Microsoft Patch Tuesday - March 2010 - "It Won't Happen To Me" Edition
There are many reasons why attackers may target your organization: they could be after your intellectual property, they may have political reasons or there may be financial motivations (if you have credit card data stored on your network). I've often heard people say, "Why would someone want to attack us?" The question should really be phrased, "Why would someone need to attack us?" Often you are targeted not because of who you are, but what you have. Google hosts email accounts that are interesting to certain parties. You may be a university with plenty of bandwidth or a business partner with a company who makes electronics that the attacker is after. The point is that you can't limit the reasons why you are going to be attacked. You have to secure your network with the mindset that someone will eventually come after you.
This brings us to this month's "Patch Tuesday". Two bulletins have been released by Microsoft, and I've included some examples of how they can be used for targeted attacks:
- MS10-016 - Nessus Plugin ID 45020 (Credentialed Check) - This bulletin discloses vulnerabilities associated with Windows Movie Maker that occur when a user opens a Windows Movie Maker file. While this may be used in some targeted attacks, I suspect that not many organizations have this software widely deployed. However, the interesting thing about this vulnerability is that Movie Maker is built-in to certain versions of Windows Vista, which makes uninstallation very difficult. This means even if you are not using the software, you still need to apply the patches. While Movie Maker may not be the most popular client application available, as a penetration tester I would search for it anyway. For example, I found a web site that is hosting a forum for Windows Movie Maker users. A query for "running version" results in several pages of matches. You can even be more specific with your search and enter "2.1", which is the vulnerable version running on Windows XP. Most of the posts are made by people looking for help with a specific version of Movie Maker and they will reveal this information during troubleshooting. An attacker just needs to associate the forum userid or email with the target they are going after for a potentially successful attack to be well under way.
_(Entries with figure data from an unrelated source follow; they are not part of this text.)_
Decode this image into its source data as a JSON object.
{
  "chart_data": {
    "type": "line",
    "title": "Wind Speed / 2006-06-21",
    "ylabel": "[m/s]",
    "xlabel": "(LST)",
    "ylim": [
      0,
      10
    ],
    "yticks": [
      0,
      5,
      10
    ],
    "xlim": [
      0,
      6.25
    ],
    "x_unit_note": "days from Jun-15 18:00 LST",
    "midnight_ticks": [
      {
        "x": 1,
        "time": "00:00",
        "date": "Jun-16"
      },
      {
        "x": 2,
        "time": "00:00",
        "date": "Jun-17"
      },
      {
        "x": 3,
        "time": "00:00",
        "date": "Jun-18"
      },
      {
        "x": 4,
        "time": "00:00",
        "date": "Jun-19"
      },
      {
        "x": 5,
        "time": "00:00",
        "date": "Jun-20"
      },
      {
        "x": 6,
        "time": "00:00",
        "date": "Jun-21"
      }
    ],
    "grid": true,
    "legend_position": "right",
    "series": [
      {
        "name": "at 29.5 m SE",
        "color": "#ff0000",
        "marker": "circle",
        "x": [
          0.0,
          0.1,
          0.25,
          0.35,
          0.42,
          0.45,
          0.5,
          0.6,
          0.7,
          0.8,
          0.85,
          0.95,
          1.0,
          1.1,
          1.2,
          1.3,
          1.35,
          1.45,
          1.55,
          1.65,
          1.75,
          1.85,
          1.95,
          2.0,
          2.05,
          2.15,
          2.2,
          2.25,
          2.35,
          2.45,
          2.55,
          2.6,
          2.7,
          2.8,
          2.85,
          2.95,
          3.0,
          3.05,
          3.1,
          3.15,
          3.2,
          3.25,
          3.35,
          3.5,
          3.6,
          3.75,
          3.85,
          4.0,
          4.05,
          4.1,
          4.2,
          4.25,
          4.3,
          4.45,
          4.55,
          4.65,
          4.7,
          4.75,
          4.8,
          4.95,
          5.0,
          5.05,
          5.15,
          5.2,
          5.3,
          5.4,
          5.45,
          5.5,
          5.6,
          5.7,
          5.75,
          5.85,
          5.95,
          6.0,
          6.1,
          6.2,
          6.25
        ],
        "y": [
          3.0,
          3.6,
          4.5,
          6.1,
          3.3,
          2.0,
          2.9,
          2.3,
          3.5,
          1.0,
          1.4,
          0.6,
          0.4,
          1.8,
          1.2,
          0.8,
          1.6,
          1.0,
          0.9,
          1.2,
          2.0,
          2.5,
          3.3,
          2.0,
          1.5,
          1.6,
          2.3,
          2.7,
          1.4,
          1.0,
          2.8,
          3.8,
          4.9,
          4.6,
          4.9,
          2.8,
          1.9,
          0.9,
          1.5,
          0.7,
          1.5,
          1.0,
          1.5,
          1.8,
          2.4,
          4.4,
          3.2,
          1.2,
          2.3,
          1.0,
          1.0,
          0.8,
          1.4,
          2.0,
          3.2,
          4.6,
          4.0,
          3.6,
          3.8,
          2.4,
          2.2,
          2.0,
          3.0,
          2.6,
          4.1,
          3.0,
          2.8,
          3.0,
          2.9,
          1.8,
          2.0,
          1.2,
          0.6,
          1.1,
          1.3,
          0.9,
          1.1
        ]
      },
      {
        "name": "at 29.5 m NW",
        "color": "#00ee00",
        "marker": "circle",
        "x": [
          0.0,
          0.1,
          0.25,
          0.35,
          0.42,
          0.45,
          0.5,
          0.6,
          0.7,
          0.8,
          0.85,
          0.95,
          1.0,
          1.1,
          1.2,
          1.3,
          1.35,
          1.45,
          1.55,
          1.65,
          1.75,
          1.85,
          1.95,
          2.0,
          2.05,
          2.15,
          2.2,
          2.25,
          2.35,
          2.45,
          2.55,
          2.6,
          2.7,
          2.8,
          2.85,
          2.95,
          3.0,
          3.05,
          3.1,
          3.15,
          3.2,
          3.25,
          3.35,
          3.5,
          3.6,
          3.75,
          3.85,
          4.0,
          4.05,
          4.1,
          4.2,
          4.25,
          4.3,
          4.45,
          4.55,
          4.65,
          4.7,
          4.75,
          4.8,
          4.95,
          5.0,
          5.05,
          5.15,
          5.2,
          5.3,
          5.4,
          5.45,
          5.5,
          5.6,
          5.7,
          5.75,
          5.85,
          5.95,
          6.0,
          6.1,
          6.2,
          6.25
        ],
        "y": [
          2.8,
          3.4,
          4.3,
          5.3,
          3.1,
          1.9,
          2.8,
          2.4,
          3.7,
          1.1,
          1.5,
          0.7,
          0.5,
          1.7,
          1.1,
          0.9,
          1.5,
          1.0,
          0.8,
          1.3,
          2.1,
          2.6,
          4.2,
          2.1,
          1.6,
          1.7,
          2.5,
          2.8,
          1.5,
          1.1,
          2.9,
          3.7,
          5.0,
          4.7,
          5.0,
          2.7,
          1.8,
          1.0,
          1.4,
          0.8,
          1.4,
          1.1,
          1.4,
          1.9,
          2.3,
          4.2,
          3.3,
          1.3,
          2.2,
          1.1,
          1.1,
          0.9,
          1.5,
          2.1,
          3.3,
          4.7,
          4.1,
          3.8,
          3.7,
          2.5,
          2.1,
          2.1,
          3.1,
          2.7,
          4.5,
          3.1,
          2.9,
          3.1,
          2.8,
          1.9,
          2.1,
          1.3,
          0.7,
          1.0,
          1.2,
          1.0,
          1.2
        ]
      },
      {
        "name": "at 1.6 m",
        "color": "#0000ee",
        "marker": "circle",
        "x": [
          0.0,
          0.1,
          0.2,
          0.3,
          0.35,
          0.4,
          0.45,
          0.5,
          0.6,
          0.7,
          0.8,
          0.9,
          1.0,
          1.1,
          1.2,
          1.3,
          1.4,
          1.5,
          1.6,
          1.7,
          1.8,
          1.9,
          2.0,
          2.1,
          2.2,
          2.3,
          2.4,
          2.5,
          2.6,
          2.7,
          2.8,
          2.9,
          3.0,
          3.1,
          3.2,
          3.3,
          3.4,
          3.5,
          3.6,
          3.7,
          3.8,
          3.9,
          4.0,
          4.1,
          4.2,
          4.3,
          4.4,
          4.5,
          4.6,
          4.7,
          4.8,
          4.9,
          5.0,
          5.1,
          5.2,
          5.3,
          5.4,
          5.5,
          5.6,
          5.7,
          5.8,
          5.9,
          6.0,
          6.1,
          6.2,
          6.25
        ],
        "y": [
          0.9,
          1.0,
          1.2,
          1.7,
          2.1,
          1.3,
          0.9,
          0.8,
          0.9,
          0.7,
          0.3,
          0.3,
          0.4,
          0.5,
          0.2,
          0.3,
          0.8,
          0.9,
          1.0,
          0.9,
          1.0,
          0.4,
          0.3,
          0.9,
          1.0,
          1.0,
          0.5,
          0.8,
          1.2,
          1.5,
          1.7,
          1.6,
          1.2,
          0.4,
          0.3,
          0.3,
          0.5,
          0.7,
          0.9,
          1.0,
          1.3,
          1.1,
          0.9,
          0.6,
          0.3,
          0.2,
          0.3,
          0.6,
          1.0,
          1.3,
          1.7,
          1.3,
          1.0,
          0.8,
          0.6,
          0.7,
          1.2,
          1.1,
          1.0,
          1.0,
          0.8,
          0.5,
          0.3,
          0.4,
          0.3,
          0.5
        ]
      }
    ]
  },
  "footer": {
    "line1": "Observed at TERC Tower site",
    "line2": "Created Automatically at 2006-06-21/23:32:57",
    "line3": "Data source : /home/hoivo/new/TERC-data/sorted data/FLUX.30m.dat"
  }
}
- MS10-017 - Nessus Plugin ID 45021 (Credentialed Check) - This bulletin discloses seven different vulnerabilities in Microsoft Excel. I find it interesting to review the disclosure timeline on some of these vulnerabilities. For example, CVE-2010-0263 was disclosed to Microsoft on July 14, 2009, and was just recently fixed. Core Security also reported (CVE-2010-0243) on September 4, 2009.
Microsoft ranks this vulnerability as "Important". The vulnerability itself does not exploit a remotely accessible network service and execute remote code, but that doesn't mean an attacker cannot use this information to construct specifically targeted attacks. Consider the following Google query:
filetype:xls inurl:xls site:.gov
The above search (as of today) returns 3,560,000 results (coincidentally, this number was the largest out of ".com", ".edu" and ".mil" top level domains). While this may not seem relevant, what stops an attacker from downloading all of the spreadsheets posted by a particular organization and analyzing the document metadata? Metadata is information contained within a document that can reveal the software type, version and platform it is running on in addition to the user who created it. With this information you could easily launch a targeted email attack. In fact, the attackers could have enough information to launch automated attacks that read the document metadata from a target's web site and then send the appropriate malicious Microsoft Excel document. While malicious PDF documents are all the rage these days with attackers, there is no reason why they cannot easily make a shift or use Microsoft Office documents along with the more traditional PDF attacks. One could make the argument that the attackers could do the same with PDF documents (and they probably are), but since malicious PDFs are something that organizations are now expecting, attackers may choose to mix up their attack vectors.